Fig. 2. Pre-stabilizing cells with formaldehyde does not impact protein labeling.

A Average percent proteome labeling using N-(propionyloxy)succinimide across E. coli and human A549 cells with increasing concentrations of formaldehyde (n = 2 biological replicates). B Comparison of percent proteome labeling with biotin-X-NHS (blue) and sulfo-NHS-LC-biotin (orange) in A549 cells for live, fixed, and fixed + permeabilized states (n = 2 biological replicates). C Histogram of identified protein abundance from human non-labeled lysate (light orange), fixed only (purple), and D fixed + permeabilized (red), labeled with biotin-X-NHS. Protein abundancies retrieved from PaxDb.

Fig. 3. Workflow for formaldehyde pre-stabilization followed by in situ XL-MS.

Cells are fixed with 4% formaldehyde for 10 minutes. After fixation, excess formaldehyde is washed away prior to the introduction of the crosslinker. After secondary crosslinking, cells are collected, lysed, and formaldehyde linkages are reversed by boiling. Extracted protein is then cleaned up via a single-pot, solid-phase-enhanced sample-preparation (SP3) protocol and digested overnight with trypsin. Peptides then undergo high-pH fractionation for LC-MS/MS data acquisition. Data were then processed using pLink 2. Created with Biorender.com.

Fig. 4. Effect of fixation and permeabilization on in situ XL-MS.

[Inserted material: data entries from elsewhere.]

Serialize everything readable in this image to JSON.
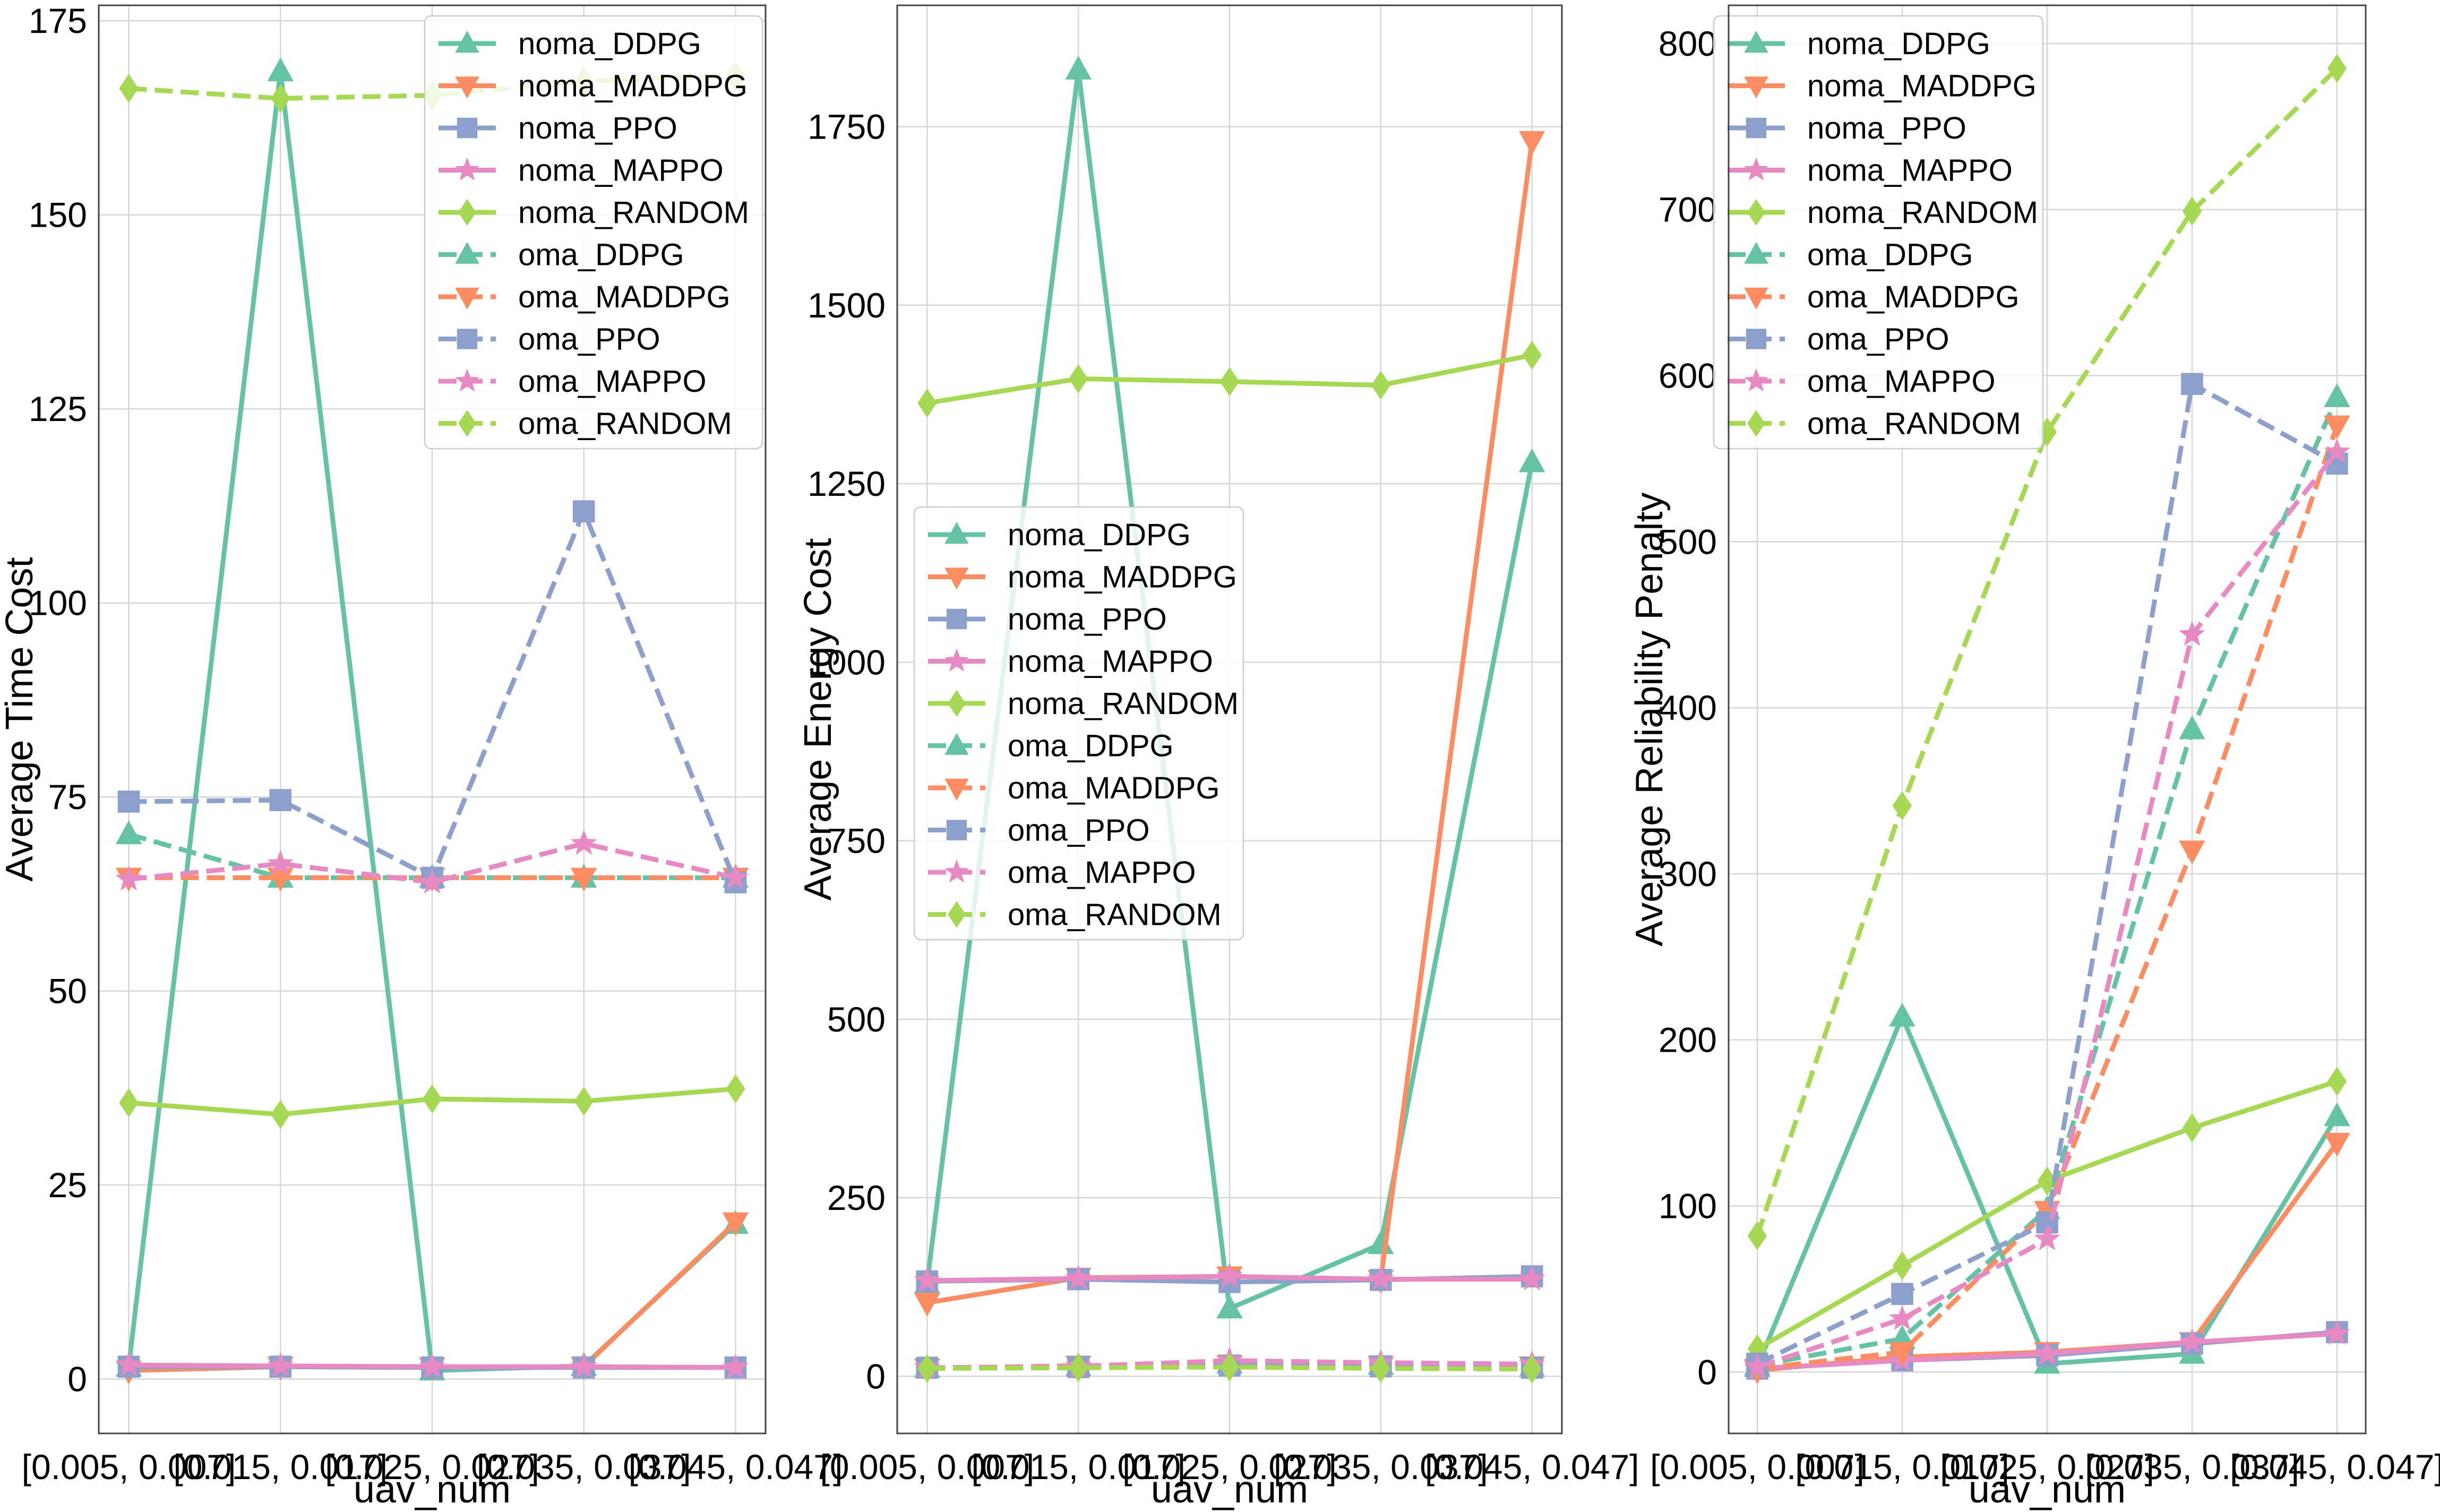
{
  "figure": {
    "style": {
      "colors": {
        "DDPG": "#66c2a5",
        "MADDPG": "#fc8d62",
        "PPO": "#8da0cb",
        "MAPPO": "#e78ac3",
        "RANDOM": "#a6d854"
      },
      "markers": {
        "DDPG": "triangle-up",
        "MADDPG": "triangle-down",
        "PPO": "square",
        "MAPPO": "star",
        "RANDOM": "diamond"
      },
      "line_styles": {
        "noma": "solid",
        "oma": "dashed"
      }
    }
  },
  "chart_data": [
    {
      "type": "line",
      "xlabel": "uav_num",
      "ylabel": "Average Time Cost",
      "categories": [
        "[0.005, 0.007]",
        "[0.015, 0.017]",
        "[0.025, 0.027]",
        "[0.035, 0.037]",
        "[0.045, 0.047]"
      ],
      "ylim": [
        -7,
        177
      ],
      "yticks": [
        0,
        25,
        50,
        75,
        100,
        125,
        150,
        175
      ],
      "grid": true,
      "legend": "top-right",
      "series": [
        {
          "name": "noma_DDPG",
          "values": [
            1.6,
            168.5,
            1.1,
            1.7,
            20.0
          ]
        },
        {
          "name": "noma_MADDPG",
          "values": [
            1.1,
            1.6,
            1.5,
            1.6,
            20.2
          ]
        },
        {
          "name": "noma_PPO",
          "values": [
            1.6,
            1.6,
            1.5,
            1.5,
            1.5
          ]
        },
        {
          "name": "noma_MAPPO",
          "values": [
            1.8,
            1.7,
            1.6,
            1.6,
            1.5
          ]
        },
        {
          "name": "noma_RANDOM",
          "values": [
            35.6,
            34.1,
            36.1,
            35.8,
            37.4
          ]
        },
        {
          "name": "oma_DDPG",
          "values": [
            70.2,
            64.6,
            64.6,
            64.6,
            64.6
          ]
        },
        {
          "name": "oma_MADDPG",
          "values": [
            64.6,
            64.6,
            64.6,
            64.6,
            64.6
          ]
        },
        {
          "name": "oma_PPO",
          "values": [
            74.4,
            74.6,
            64.6,
            111.8,
            64.0
          ]
        },
        {
          "name": "oma_MAPPO",
          "values": [
            64.4,
            66.4,
            64.0,
            69.0,
            64.6
          ]
        },
        {
          "name": "oma_RANDOM",
          "values": [
            166.3,
            165.0,
            165.4,
            167.2,
            167.9
          ]
        }
      ]
    },
    {
      "type": "line",
      "xlabel": "uav_num",
      "ylabel": "Average Energy Cost",
      "categories": [
        "[0.005, 0.007]",
        "[0.015, 0.017]",
        "[0.025, 0.027]",
        "[0.035, 0.037]",
        "[0.045, 0.047]"
      ],
      "ylim": [
        -80,
        1920
      ],
      "yticks": [
        0,
        250,
        500,
        750,
        1000,
        1250,
        1500,
        1750
      ],
      "grid": true,
      "legend": "center-left",
      "series": [
        {
          "name": "noma_DDPG",
          "values": [
            130,
            1830,
            95,
            185,
            1280
          ]
        },
        {
          "name": "noma_MADDPG",
          "values": [
            103,
            138,
            140,
            135,
            1730
          ]
        },
        {
          "name": "noma_PPO",
          "values": [
            133,
            136,
            132,
            135,
            140
          ]
        },
        {
          "name": "noma_MAPPO",
          "values": [
            134,
            137,
            140,
            136,
            136
          ]
        },
        {
          "name": "noma_RANDOM",
          "values": [
            1363,
            1397,
            1393,
            1388,
            1430
          ]
        },
        {
          "name": "oma_DDPG",
          "values": [
            12,
            14,
            18,
            16,
            13
          ]
        },
        {
          "name": "oma_MADDPG",
          "values": [
            11,
            15,
            16,
            15,
            14
          ]
        },
        {
          "name": "oma_PPO",
          "values": [
            12,
            13,
            15,
            14,
            12
          ]
        },
        {
          "name": "oma_MAPPO",
          "values": [
            12,
            14,
            22,
            19,
            17
          ]
        },
        {
          "name": "oma_RANDOM",
          "values": [
            11,
            12,
            13,
            11,
            10
          ]
        }
      ]
    },
    {
      "type": "line",
      "xlabel": "uav_num",
      "ylabel": "Average Reliability Penalty",
      "categories": [
        "[0.005, 0.007]",
        "[0.015, 0.017]",
        "[0.025, 0.027]",
        "[0.035, 0.037]",
        "[0.045, 0.047]"
      ],
      "ylim": [
        -37,
        823
      ],
      "yticks": [
        0,
        100,
        200,
        300,
        400,
        500,
        600,
        700,
        800
      ],
      "grid": true,
      "legend": "top-left",
      "series": [
        {
          "name": "noma_DDPG",
          "values": [
            3,
            214,
            5,
            11,
            154
          ]
        },
        {
          "name": "noma_MADDPG",
          "values": [
            1,
            9,
            12,
            18,
            138
          ]
        },
        {
          "name": "noma_PPO",
          "values": [
            2,
            7,
            10,
            17,
            24
          ]
        },
        {
          "name": "noma_MAPPO",
          "values": [
            2,
            7,
            11,
            18,
            23
          ]
        },
        {
          "name": "noma_RANDOM",
          "values": [
            14,
            64,
            115,
            147,
            175
          ]
        },
        {
          "name": "oma_DDPG",
          "values": [
            4,
            20,
            98,
            387,
            587
          ]
        },
        {
          "name": "oma_MADDPG",
          "values": [
            2,
            12,
            97,
            314,
            570
          ]
        },
        {
          "name": "oma_PPO",
          "values": [
            5,
            47,
            90,
            595,
            547
          ]
        },
        {
          "name": "oma_MAPPO",
          "values": [
            3,
            32,
            80,
            444,
            554
          ]
        },
        {
          "name": "oma_RANDOM",
          "values": [
            82,
            341,
            566,
            699,
            785
          ]
        }
      ]
    }
  ]
}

A Number of Number of Crosslink Spectral Matches (CSMs, blue) and unique crosslinks (orange: loop-links, grey: intraprotein, and yellow: interprotein) identified from in situ crosslinking with DSS, in either live cells, fixed cells, fixed and permeabilized cells, or fixed cells with a 3X DSS treatment. B Number of Protein-Protein Interactions (PPIs) identified from in situ crosslinking with DSS, in either live cells, fixed cells, fixed and permeabilized cells, and fixed cells with a 3X DSS treatment. C STRING score distribution for STRING PPIs (grey), live cells (brown), fixed cells (orange), fixed + permeabilized cells (yellow), and fixed cells with a 3X DSS treatment (blue); PPIs not found in STRING database labeled as not-found (N/F).

Fig. 5. In situ crosslinking of fixed and permeabilized A549 cells with PhoX.

A Number of Crosslink Spectral Matches (CSMs, blue) and unique crosslinks (orange: loop-links, grey: intraprotein, and yellow: interprotein) identified from in situ crosslinking with 1X or 3X PhoX, in fixed and permeabilized cells. B STRING score distribution for STRING Protein-Protein Interactions (PPIs, grey), 1X in situ PhoX crosslinked cells (orange), and 3X in situ PhoX crosslinked cells (blue); PPIs not present in STRING database labeled as not-found (N/F). C PPI network plot of all detected interactions from 3X in situ PhoX crosslinking. D 3X PhoX crosslinks mapped to the McM—DNA replisome (mapped to PDB 7PLO) and E Ku70/Ku80 (mapped to PDB 1JEQ). Crosslinks below 20 Å are colored yellow, and crosslinks between 20 Å and 35 Å are coloured blue. F Histogram of C_α-C_α distances of 3X PhoX crosslinks mapped to all known structures.